Definition tail {n} (v : Euc (S n)) : Euc n :=
match v with
| _ ::: v => v
end.
(* extract the last element *)
Fixpoint last {n} : Euc (S n) -> R :=
match n with
| 0%nat => fun v => head v
| S n => fun v => last (tail v)
end.
(* eliminate last element from list *)
Fixpoint but_last {n} : Euc (S n) -> Euc n :=
match n with
| 0%nat => fun _ => []
| S n => fun v => head v ::: but_last (tail v)
end.
(* do the opposite of cons *)
Fixpoint snoc {n} (v : Euc n) (x : R) : Euc (S n) :=
match v with
| [] => [x]
| y ::: v => y ::: snoc v x
end.
(* extract last k elements *)
Fixpoint lastk k : forall n, Euc n -> Euc (Nat.min k n) :=
match k with
| 0%nat => fun _ _ => []
| S k' => fun n =>
match n return Euc n -> Euc (Nat.min (S k') n) with
| 0%nat => fun _ => []
| S n' => fun v =>
snoc (lastk k' _ (but_last v)) (last v)
end
end.
(* extract first k elements *)
Fixpoint firstk k :forall n, Euc n -> Euc (Nat.min k n) :=
match k with
| 0%nat => fun _ _ => []
| S k' => fun n =>
match n return Euc n -> Euc (Nat.min (S k') n) with
| 0%nat => fun _ => []
| S n' => fun v => (head v) ::: firstk k' _ (tail v)
end
end.
(* extract nth element *)
(* 0 origine *)
Fixpoint EucNth (k:nat) :forall n, Euc (S n) -> R:=
match k with
| 0%nat => fun _ e => head e
| S k' => fun n =>
match n return Euc (S n) -> R with
| 0%nat => fun e => head e
| S n' => fun v => EucNth k' n' (tail v)
end
end.
Fixpoint EucAppend {n m} (e:Euc n) (f:Euc m) :Euc (n+m):=
match e with
|[] => f
|e' ::: es => e' ::: (EucAppend es f)
end.
deriveP partially derive fnctions. I (EucAppend fk (pk ::: lk)) is where the error is.

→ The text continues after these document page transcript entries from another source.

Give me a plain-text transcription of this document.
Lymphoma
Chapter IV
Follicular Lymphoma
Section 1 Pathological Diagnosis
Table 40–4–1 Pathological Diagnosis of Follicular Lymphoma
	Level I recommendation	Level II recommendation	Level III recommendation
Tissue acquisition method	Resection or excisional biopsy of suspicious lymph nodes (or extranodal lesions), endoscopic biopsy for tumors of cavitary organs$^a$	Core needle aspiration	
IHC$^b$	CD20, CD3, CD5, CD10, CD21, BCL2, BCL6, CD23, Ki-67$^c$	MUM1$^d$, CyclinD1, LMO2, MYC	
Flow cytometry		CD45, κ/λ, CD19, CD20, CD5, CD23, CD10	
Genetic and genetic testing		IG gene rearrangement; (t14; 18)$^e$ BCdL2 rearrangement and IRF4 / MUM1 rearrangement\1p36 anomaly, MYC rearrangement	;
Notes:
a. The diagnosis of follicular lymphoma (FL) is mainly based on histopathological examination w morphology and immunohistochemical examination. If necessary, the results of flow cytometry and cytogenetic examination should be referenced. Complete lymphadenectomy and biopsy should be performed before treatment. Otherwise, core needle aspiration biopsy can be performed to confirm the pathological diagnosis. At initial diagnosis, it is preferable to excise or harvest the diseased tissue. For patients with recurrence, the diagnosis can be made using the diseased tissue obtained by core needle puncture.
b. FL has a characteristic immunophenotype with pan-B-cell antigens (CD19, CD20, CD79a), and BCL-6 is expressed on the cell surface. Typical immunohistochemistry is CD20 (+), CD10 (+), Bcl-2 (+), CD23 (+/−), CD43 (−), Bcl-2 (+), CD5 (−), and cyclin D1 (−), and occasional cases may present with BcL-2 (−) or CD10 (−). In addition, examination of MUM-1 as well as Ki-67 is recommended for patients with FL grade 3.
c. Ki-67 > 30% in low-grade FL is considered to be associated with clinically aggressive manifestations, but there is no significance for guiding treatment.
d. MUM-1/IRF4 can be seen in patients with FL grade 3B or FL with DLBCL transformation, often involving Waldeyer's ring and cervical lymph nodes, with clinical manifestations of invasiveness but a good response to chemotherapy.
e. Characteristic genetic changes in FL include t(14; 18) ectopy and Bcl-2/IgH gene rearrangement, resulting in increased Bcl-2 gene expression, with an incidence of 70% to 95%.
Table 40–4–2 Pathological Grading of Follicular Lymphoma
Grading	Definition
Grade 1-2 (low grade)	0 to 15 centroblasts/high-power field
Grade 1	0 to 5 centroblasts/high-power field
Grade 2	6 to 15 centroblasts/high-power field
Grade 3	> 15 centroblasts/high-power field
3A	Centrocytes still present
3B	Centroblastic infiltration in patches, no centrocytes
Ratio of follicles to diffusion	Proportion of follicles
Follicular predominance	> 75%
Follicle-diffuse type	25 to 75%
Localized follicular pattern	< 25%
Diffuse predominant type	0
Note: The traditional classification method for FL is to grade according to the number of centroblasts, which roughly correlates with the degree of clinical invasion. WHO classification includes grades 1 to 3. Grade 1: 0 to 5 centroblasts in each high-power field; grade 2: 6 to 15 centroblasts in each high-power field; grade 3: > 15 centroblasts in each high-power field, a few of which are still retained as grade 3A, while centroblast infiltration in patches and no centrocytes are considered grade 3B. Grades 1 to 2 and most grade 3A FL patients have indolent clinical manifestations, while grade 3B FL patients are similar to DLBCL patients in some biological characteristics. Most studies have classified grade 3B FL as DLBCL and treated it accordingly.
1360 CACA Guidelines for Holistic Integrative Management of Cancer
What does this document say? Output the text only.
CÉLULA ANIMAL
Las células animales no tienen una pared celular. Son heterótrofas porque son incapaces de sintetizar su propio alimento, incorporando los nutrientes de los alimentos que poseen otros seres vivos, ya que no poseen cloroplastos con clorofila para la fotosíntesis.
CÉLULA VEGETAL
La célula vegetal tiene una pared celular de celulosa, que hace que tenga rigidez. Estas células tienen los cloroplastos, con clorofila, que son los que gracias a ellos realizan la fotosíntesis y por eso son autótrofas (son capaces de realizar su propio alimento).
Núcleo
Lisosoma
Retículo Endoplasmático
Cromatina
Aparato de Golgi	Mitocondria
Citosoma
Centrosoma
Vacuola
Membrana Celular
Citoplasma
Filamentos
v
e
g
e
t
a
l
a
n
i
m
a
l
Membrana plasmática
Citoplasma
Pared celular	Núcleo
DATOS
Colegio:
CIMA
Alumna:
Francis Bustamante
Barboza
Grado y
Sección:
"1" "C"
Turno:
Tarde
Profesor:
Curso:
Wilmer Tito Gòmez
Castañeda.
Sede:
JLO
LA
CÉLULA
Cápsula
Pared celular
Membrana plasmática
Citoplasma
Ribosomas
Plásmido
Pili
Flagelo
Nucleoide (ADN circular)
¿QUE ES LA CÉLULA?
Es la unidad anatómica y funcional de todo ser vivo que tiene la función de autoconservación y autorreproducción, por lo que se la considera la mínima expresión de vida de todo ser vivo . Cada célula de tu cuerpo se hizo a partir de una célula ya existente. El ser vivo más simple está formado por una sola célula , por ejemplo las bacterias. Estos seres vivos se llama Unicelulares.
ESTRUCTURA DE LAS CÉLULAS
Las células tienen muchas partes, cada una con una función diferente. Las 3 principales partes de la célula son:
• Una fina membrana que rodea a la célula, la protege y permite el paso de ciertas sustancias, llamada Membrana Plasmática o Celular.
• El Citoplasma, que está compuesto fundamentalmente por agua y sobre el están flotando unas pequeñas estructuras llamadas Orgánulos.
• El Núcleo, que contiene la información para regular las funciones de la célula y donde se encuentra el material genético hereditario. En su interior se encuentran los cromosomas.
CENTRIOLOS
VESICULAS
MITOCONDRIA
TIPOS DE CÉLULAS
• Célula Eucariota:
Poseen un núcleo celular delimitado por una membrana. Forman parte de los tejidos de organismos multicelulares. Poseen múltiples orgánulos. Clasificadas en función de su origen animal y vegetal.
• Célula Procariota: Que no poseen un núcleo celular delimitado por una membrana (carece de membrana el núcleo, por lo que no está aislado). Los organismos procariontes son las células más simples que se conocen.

Definition deriveP {n A} (k:nat) (I:Euc n -> Euc A) (p :Euc n) :=
let fk := firstk k P p in
let lk := lastk (P-(k+1)) P p in
(Derive (fun pk => I (EucAppend fk (pk ::: lk)) )) (EucNth k (P-1) p).
You can work with an order relation as you mentioned. My recommendation is to avoid proofs inside your definition (which makes proving after more complex), example :
Fixpoint lastk k n : Euc n -> k < n -> Euc k :=
match n with
|0 => fun _ (H : k < 0) => False_rect _ (Lt.lt_n_O _ H)
|S n => match k with
|S m => fun v H => snoc (lastk (but_last v) (le_S_n _ _ H)) (last v)
|0 => fun _ H => []
end
end.
Fixpoint firstk k n : Euc n -> k < n -> Euc k :=
match n with
|0 => fun _ (H : k < 0) => False_rect _ (Lt.lt_n_O _ H)
|S n => match k with
|S m => fun v H => (head v) ::: firstk (tail v) (le_S_n _ _ H)
|0 => fun _ H => []
end
end.
This definition is transparent which makes it easy to prove after using k n as inductions points.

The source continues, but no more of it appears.